Туризин задумчиво поскреб бороду.
— Всем — восемь дней на подготовку, — сказал он наконец.
Несколько офицеров громко застонали. Намдалени по имени Клосарт Кожаные Штаны закричал:
— Потребуй тогда уж заодно и луну с неба!
Но Аптранд яростным взглядом буквально пригвоздил своего соплеменника к месту. Когда император вопросительно взглянул на хмурого командующего войсками намдалени, тот лишь коротко кивнул. Император ответил удовлетворенным кивком: слово Аптранда крепко.
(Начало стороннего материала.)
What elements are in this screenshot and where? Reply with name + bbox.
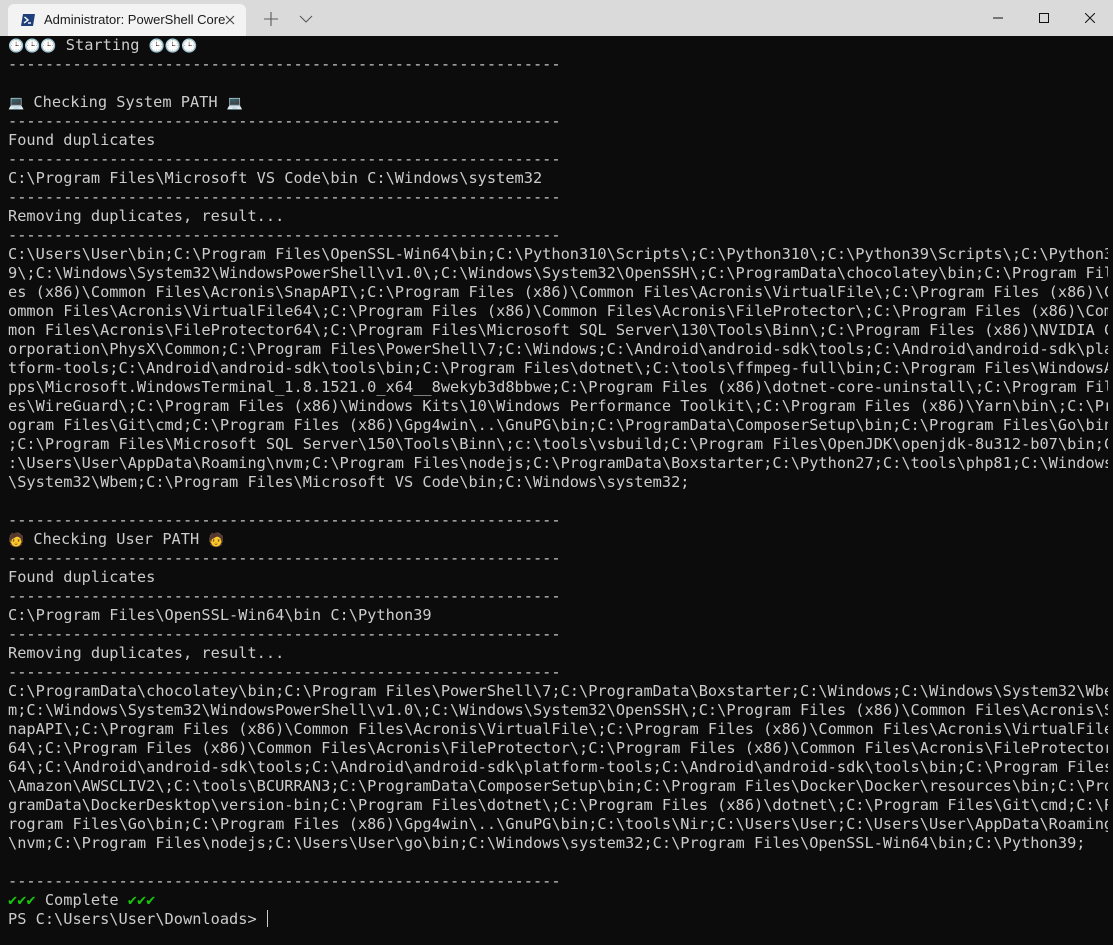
maximize-icon [1039,13,1049,23]
title-bar: Administrator: PowerShell Core [0,0,1113,36]
separator: ----------------------------------------… [8,188,561,206]
removing-duplicates-label: Removing duplicates, result... [8,644,285,662]
duplicates-list: C:\Program Files\OpenSSL-Win64\bin C:\Py… [8,606,432,624]
system-path-result-line: tform-tools;C:\Android\android-sdk\tools… [8,359,1108,377]
check-mark-icon: ✔✔✔ [8,891,36,909]
computer-icon: 💻 [8,96,25,111]
prompt-text: PS C:\Users\User\Downloads> [8,910,266,928]
clock-icon: 🕒🕒🕒 [148,39,198,54]
text-cursor [266,910,268,927]
minimize-button[interactable] [975,0,1021,36]
separator: ----------------------------------------… [8,872,561,890]
user-path-result-line: 64\;C:\Program Files (x86)\Common Files\… [8,739,1108,757]
user-path-result-line: m;C:\Windows\System32\WindowsPowerShell\… [8,701,1108,719]
separator: ----------------------------------------… [8,112,561,130]
person-icon: 🧑 [8,533,25,548]
system-path-result-line: es\WireGuard\;C:\Program Files (x86)\Win… [8,397,1108,415]
minimize-icon [993,17,1003,19]
found-duplicates-label: Found duplicates [8,568,156,586]
system-path-result-line: es (x86)\Common Files\Acronis\SnapAPI\;C… [8,283,1108,301]
separator: ----------------------------------------… [8,55,561,73]
starting-line: 🕒🕒🕒 Starting 🕒🕒🕒 [8,36,198,54]
computer-icon: 💻 [226,96,243,111]
separator: ----------------------------------------… [8,150,561,168]
command-prompt[interactable]: PS C:\Users\User\Downloads> [8,910,1108,929]
system-path-result-line: orporation\PhysX\Common;C:\Program Files… [8,340,1108,358]
terminal-tab[interactable]: Administrator: PowerShell Core [8,4,246,36]
system-path-result-line: \System32\Wbem;C:\Program Files\Microsof… [8,473,690,491]
user-path-result-line: napAPI\;C:\Program Files (x86)\Common Fi… [8,720,1108,738]
powershell-icon [21,14,35,26]
system-path-result-line: C:\Users\User\bin;C:\Program Files\OpenS… [8,245,1108,263]
found-duplicates-label: Found duplicates [8,131,156,149]
separator: ----------------------------------------… [8,625,561,643]
complete-line: ✔✔✔ Complete ✔✔✔ [8,891,156,909]
terminal-output[interactable]: 🕒🕒🕒 Starting 🕒🕒🕒 -----------------------… [8,36,1108,945]
chevron-down-icon[interactable] [298,10,314,28]
user-path-result-line: \nvm;C:\Program Files\nodejs;C:\Users\Us… [8,834,1086,852]
plus-icon[interactable] [262,10,280,28]
user-path-result-line: 64\;C:\Android\android-sdk\tools;C:\Andr… [8,758,1108,776]
user-path-result-line: gramData\DockerDesktop\version-bin;C:\Pr… [8,796,1108,814]
system-path-result-line: 9\;C:\Windows\System32\WindowsPowerShell… [8,264,1108,282]
user-path-result-line: C:\ProgramData\chocolatey\bin;C:\Program… [8,682,1108,700]
removing-duplicates-label: Removing duplicates, result... [8,207,285,225]
tab-title: Administrator: PowerShell Core [44,12,226,27]
system-path-result-line: ;C:\Program Files\Microsoft SQL Server\1… [8,435,1108,453]
separator: ----------------------------------------… [8,549,561,567]
separator: ----------------------------------------… [8,663,561,681]
clock-icon: 🕒🕒🕒 [8,39,57,54]
separator: ----------------------------------------… [8,511,561,529]
separator: ----------------------------------------… [8,587,561,605]
user-path-heading: 🧑 Checking User PATH 🧑 [8,530,225,548]
system-path-result-line: mon Files\Acronis\FileProtector64\;C:\Pr… [8,321,1108,339]
separator: ----------------------------------------… [8,226,561,244]
maximize-button[interactable] [1021,0,1067,36]
close-icon [1085,13,1095,23]
system-path-result-line: pps\Microsoft.WindowsTerminal_1.8.1521.0… [8,378,1108,396]
user-path-result-line: \Amazon\AWSCLIV2\;C:\tools\BCURRAN3;C:\P… [8,777,1108,795]
system-path-result-line: ogram Files\Git\cmd;C:\Program Files (x8… [8,416,1108,434]
person-icon: 🧑 [208,533,225,548]
check-mark-icon: ✔✔✔ [127,891,156,909]
close-icon[interactable] [222,12,238,28]
user-path-result-line: rogram Files\Go\bin;C:\Program Files (x8… [8,815,1108,833]
close-window-button[interactable] [1067,0,1113,36]
duplicates-list: C:\Program Files\Microsoft VS Code\bin C… [8,169,543,187]
system-path-result-line: :\Users\User\AppData\Roaming\nvm;C:\Prog… [8,454,1108,472]
system-path-result-line: ommon Files\Acronis\VirtualFile64\;C:\Pr… [8,302,1108,320]
system-path-heading: 💻 Checking System PATH 💻 [8,93,243,111]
Гавр даже не утруждался спрашивать римлян. Скавр и Гай Филипп обменялись многозначительными улыбками. Они могли выступить и через четыре дня и хорошо знали это. Приятно видеть, что и император знает это.
Когда совет закончился и офицеры стали расходиться, Марк задержался, надеясь, что ему удастся перекинуться парой слов с Алипией Гаврой. В полном условностей этикета Видессе такая возможность представлялась ему не слишком часто. Но Скавра остановил Метрикий Зигабен, когда они вместе подходили к полированным бронзовым дверям Палаты Девятнадцати лож.
— Надеюсь, ты доволен жрецом-целителем, которого я к тебе направил, — произнес видессианский офицер.
В любом другом случае Скавр отделался бы вежливыми словами благодарности. В конце концов, Зигабен пытался сделать одолжение ему и его солдатам. Но при виде Алипии, уходящей вместе со своим дядей в сторону личных покоев императорской семьи, Марк так разозлился, что допустил совершенно излишнюю откровенность.
— Ты не мог найти жреца, который не пил бы, как пивная бочка?